Billie got one knee up, planted her heel and pushed. She scooted back a foot.
He scrabbled along the payment with her and took her by both shoulders. He lifted her upper body until their noses were so close she could hear his inhale whistle through snot. “Stop moving,” he said, his voice a low growl, “or I’ll bash your pretty head in.” He pushed her.
Her shoulders and head hit the pavement. Her right arm flopped to the side. Something cut into her elbow.
Bat Head shoved one hand in her bra and squeezed her breast, his other hand grabbed at her pants and tried to rip them from her body. His waistband was around his thighs, his erection tenting his loose boxers.
She’d figured he’d have Batman briefs.
She scanned the ground, her eyes wild, her heart about to explode. That’d show him. She’d die during the commission of his crime. That was first-degree murder.
No, God damn it, that was not the way she and Bruce had written it. The little prick had to go to jail with not one more victim. But maybe it was too late for that.
Out of the corner of her eye, she spied the knife. She cut her eyes to him. He was all wrapped up in the difficult task of stripping tight jeans from a woman who wouldn’t quit kicking and bucking. He had them down far enough that she could see most of her white cotton underpants. And he could see them too, his thug eyes on her private underthings. His grimy, disgusting hands on her flesh, touching things he had no right to.
She shook her head.
No. Fucking. Way.
She scooted the bla
de closer with her elbow until it was close enough to grab.
Bat Head curled his fingertips around the elastic of her panties and smirked. He looked into her eyes and yanked on them.
She thrust the blade into his belly and held her breath. It slid in easier than a steak knife through tenderloin.
His face twisted and contorted.
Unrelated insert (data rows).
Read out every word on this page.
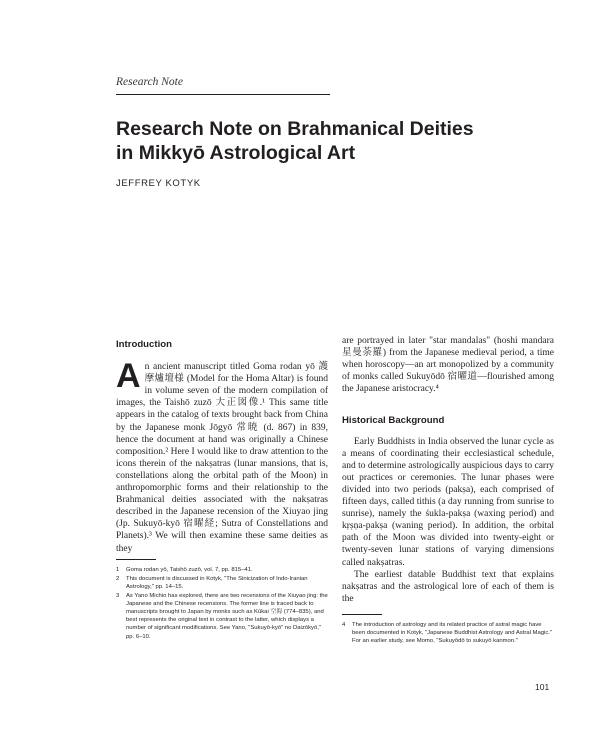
Research Note
Research Note on Brahmanical Deities in Mikkyō Astrological Art
JEFFREY KOTYK
Introduction

An ancient manuscript titled Goma rodan yō 護摩爐壇様 (Model for the Homa Altar) is found in volume seven of the modern compilation of images, the Taishō zuzō 大正図像.¹ This same title appears in the catalog of texts brought back from China by the Japanese monk Jōgyō 常暁 (d. 867) in 839, hence the document at hand was originally a Chinese composition.² Here I would like to draw attention to the icons therein of the nakṣatras (lunar mansions, that is, constellations along the orbital path of the Moon) in anthropomorphic forms and their relationship to the Brahmanical deities associated with the nakṣatras described in the Japanese recension of the Xiuyao jing (Jp. Sukuyō-kyō 宿曜経; Sutra of Constellations and Planets).³ We will then examine these same deities as they

1	Goma rodan yō, Taishō zuzō, vol. 7, pp. 815–41.
2	This document is discussed in Kotyk, "The Sinicization of Indo-Iranian Astrology," pp. 14–15.
3	As Yano Michio has explored, there are two recensions of the Xiuyao jing: the Japanese and the Chinese recensions. The former line is traced back to manuscripts brought to Japan by monks such as Kūkai 空海 (774–835), and best represents the original text in contrast to the latter, which displays a number of significant modifications. See Yano, "Sukuyō-kyō" no Daizōkyō," pp. 6–10.

are portrayed in later "star mandalas" (hoshi mandara 星曼荼羅) from the Japanese medieval period, a time when horoscopy—an art monopolized by a community of monks called Sukuyōdō 宿曜道—flourished among the Japanese aristocracy.⁴

Historical Background

Early Buddhists in India observed the lunar cycle as a means of coordinating their ecclesiastical schedule, and to determine astrologically auspicious days to carry out practices or ceremonies. The lunar phases were divided into two periods (pakṣa), each comprised of fifteen days, called tithis (a day running from sunrise to sunrise), namely the śukla-pakṣa (waxing period) and kṛṣṇa-pakṣa (waning period). In addition, the orbital path of the Moon was divided into twenty-eight or twenty-seven lunar stations of varying dimensions called nakṣatras.

The earliest datable Buddhist text that explains nakṣatras and the astrological lore of each of them is the

4	The introduction of astrology and its related practice of astral magic have been documented in Kotyk, "Japanese Buddhist Astrology and Astral Magic." For an earlier study, see Momo, "Sukuyōdō to sukuyō kanmon."
101
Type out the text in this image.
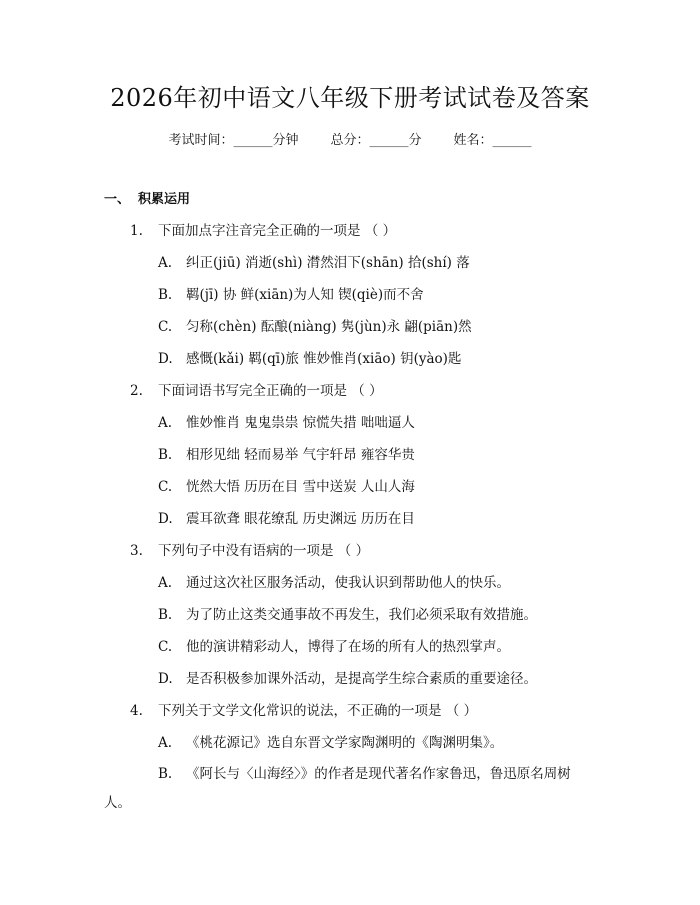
2026年初中语文八年级下册考试试卷及答案
考试时间：______分钟 总分：______分 姓名：______
一、 积累运用
1. 下面加点字注音完全正确的一项是 （ ）
A. 纠正(jiū) 消逝(shì) 潸然泪下(shān) 拾(shí) 落
B. 羁(jī) 协 鲜(xiān)为人知 锲(qiè)而不舍
C. 匀称(chèn) 酝酿(niàng) 隽(jùn)永 翩(piān)然
D. 感慨(kǎi) 羁(qī)旅 惟妙惟肖(xiāo) 钥(yào)匙
2. 下面词语书写完全正确的一项是 （ ）
A. 惟妙惟肖 鬼鬼祟祟 惊慌失措 咄咄逼人
B. 相形见绌 轻而易举 气宇轩昂 雍容华贵
C. 恍然大悟 历历在目 雪中送炭 人山人海
D. 震耳欲聋 眼花缭乱 历史渊远 历历在目
3. 下列句子中没有语病的一项是 （ ）
A. 通过这次社区服务活动，使我认识到帮助他人的快乐。
B. 为了防止这类交通事故不再发生，我们必须采取有效措施。
C. 他的演讲精彩动人，博得了在场的所有人的热烈掌声。
D. 是否积极参加课外活动，是提高学生综合素质的重要途径。
4. 下列关于文学文化常识的说法，不正确的一项是 （ ）
A. 《桃花源记》选自东晋文学家陶渊明的《陶渊明集》。
B. 《阿长与〈山海经〉》的作者是现代著名作家鲁迅，鲁迅原名周树人。
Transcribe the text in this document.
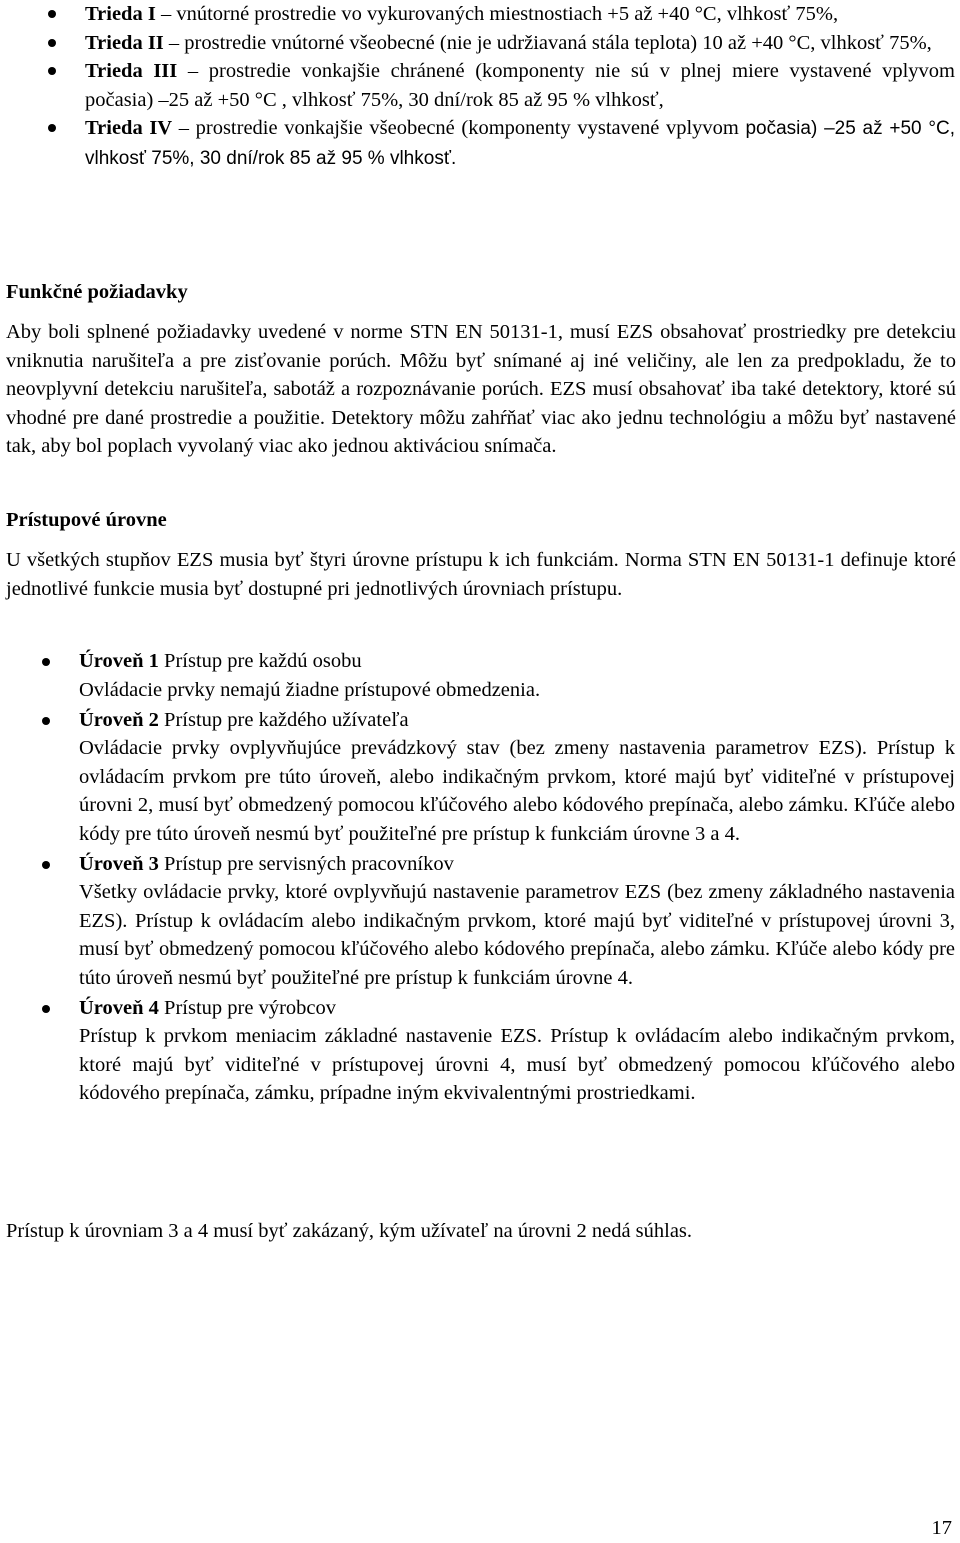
Trieda I – vnútorné prostredie vo vykurovaných miestnostiach +5 až +40 °C, vlhkosť 75%,
Trieda II – prostredie vnútorné všeobecné (nie je udržiavaná stála teplota) 10 až +40 °C, vlhkosť 75%,
Trieda III – prostredie vonkajšie chránené (komponenty nie sú v plnej miere vystavené vplyvom počasia) –25 až +50 °C , vlhkosť 75%, 30 dní/rok 85 až 95 % vlhkosť,
Trieda IV – prostredie vonkajšie všeobecné (komponenty vystavené vplyvom počasia) –25 až +50 °C, vlhkosť 75%, 30 dní/rok 85 až 95 % vlhkosť.
Funkčné požiadavky

Aby boli splnené požiadavky uvedené v norme STN EN 50131-1, musí EZS obsahovať prostriedky pre detekciu vniknutia narušiteľa a pre zisťovanie porúch. Môžu byť snímané aj iné veličiny, ale len za predpokladu, že to neovplyvní detekciu narušiteľa, sabotáž a rozpoznávanie porúch. EZS musí obsahovať iba také detektory, ktoré sú vhodné pre dané prostredie a použitie. Detektory môžu zahŕňať viac ako jednu technológiu a môžu byť nastavené tak, aby bol poplach vyvolaný viac ako jednou aktiváciou snímača.

Prístupové úrovne

U všetkých stupňov EZS musia byť štyri úrovne prístupu k ich funkciám. Norma STN EN 50131-1 definuje ktoré jednotlivé funkcie musia byť dostupné pri jednotlivých úrovniach prístupu.

Úroveň 1 Prístup pre každú osobu
Ovládacie prvky nemajú žiadne prístupové obmedzenia.
Úroveň 2 Prístup pre každého užívateľa
Ovládacie prvky ovplyvňujúce prevádzkový stav (bez zmeny nastavenia parametrov EZS). Prístup k ovládacím prvkom pre túto úroveň, alebo indikačným prvkom, ktoré majú byť viditeľné v prístupovej úrovni 2, musí byť obmedzený pomocou kľúčového alebo kódového prepínača, alebo zámku. Kľúče alebo kódy pre túto úroveň nesmú byť použiteľné pre prístup k funkciám úrovne 3 a 4.
Úroveň 3 Prístup pre servisných pracovníkov
Všetky ovládacie prvky, ktoré ovplyvňujú nastavenie parametrov EZS (bez zmeny základného nastavenia EZS). Prístup k ovládacím alebo indikačným prvkom, ktoré majú byť viditeľné v prístupovej úrovni 3, musí byť obmedzený pomocou kľúčového alebo kódového prepínača, alebo zámku. Kľúče alebo kódy pre túto úroveň nesmú byť použiteľné pre prístup k funkciám úrovne 4.
Úroveň 4 Prístup pre výrobcov
Prístup k prvkom meniacim základné nastavenie EZS. Prístup k ovládacím alebo indikačným prvkom, ktoré majú byť viditeľné v prístupovej úrovni 4, musí byť obmedzený pomocou kľúčového alebo kódového prepínača, zámku, prípadne iným ekvivalentnými prostriedkami.

Prístup k úrovniam 3 a 4 musí byť zakázaný, kým užívateľ na úrovni 2 nedá súhlas.

17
His boxer bulge deflated on impact. He squeaked something unintelligible.
Billie pushed him off of her and rolled away. She crawled a few feet, filth and rocks and broken glass digging into her palms, until she bounded to her feet. She ran to the alley entrance, the knife still gripped in her hand. At the sidewalk, she screamed for help.
The street was empty except for a lone woman exiting Billie’s office building. The woman ran to Billie, stiletto heels clacking against the cement. “Oh my God, Wilhelmina?”
Billie looked up into the confused face of Katherine. “Call the police.”
Katherine dug in her purse and pulled out her iPhone. “I need cops and an ambulance at Seven-fifteen Fourth Avenue. The alley entrance on the east side.” She squatted in front of Billie and examined her. “Assault,” she said into the phone. She pulled what was left of Billie’s blouse over her partially exposed breast. “Make that rape.”
Katherine tossed her phone into her bag, took off her silk blazer, probably Holt Renfrew, and draped it around Billie’s shoulders.
Billie’s body began to tremble. “I think I killed him.”
A patrol car careened into the mouth of the alley, sirens wailing and lights flashing.
Billie winced.
The doctor put one final stitch in the knife wound on her elbow.
She sat on the hospital bed in a scant gown that opened in the back. Her skin crawled with gooseflesh from the air conditioning and the remnants of Bat Head’s hands on her body.
She’d already undergone the debasing experience of a sexual assault exam, even though she told them he didn’t get the opportunity. For evidence, they said. The crime geeks made her strip, took her clothes, swabbed her and scraped her and clipped her nails. She felt like victim and criminal at the same time, like she was being assaulted all over again.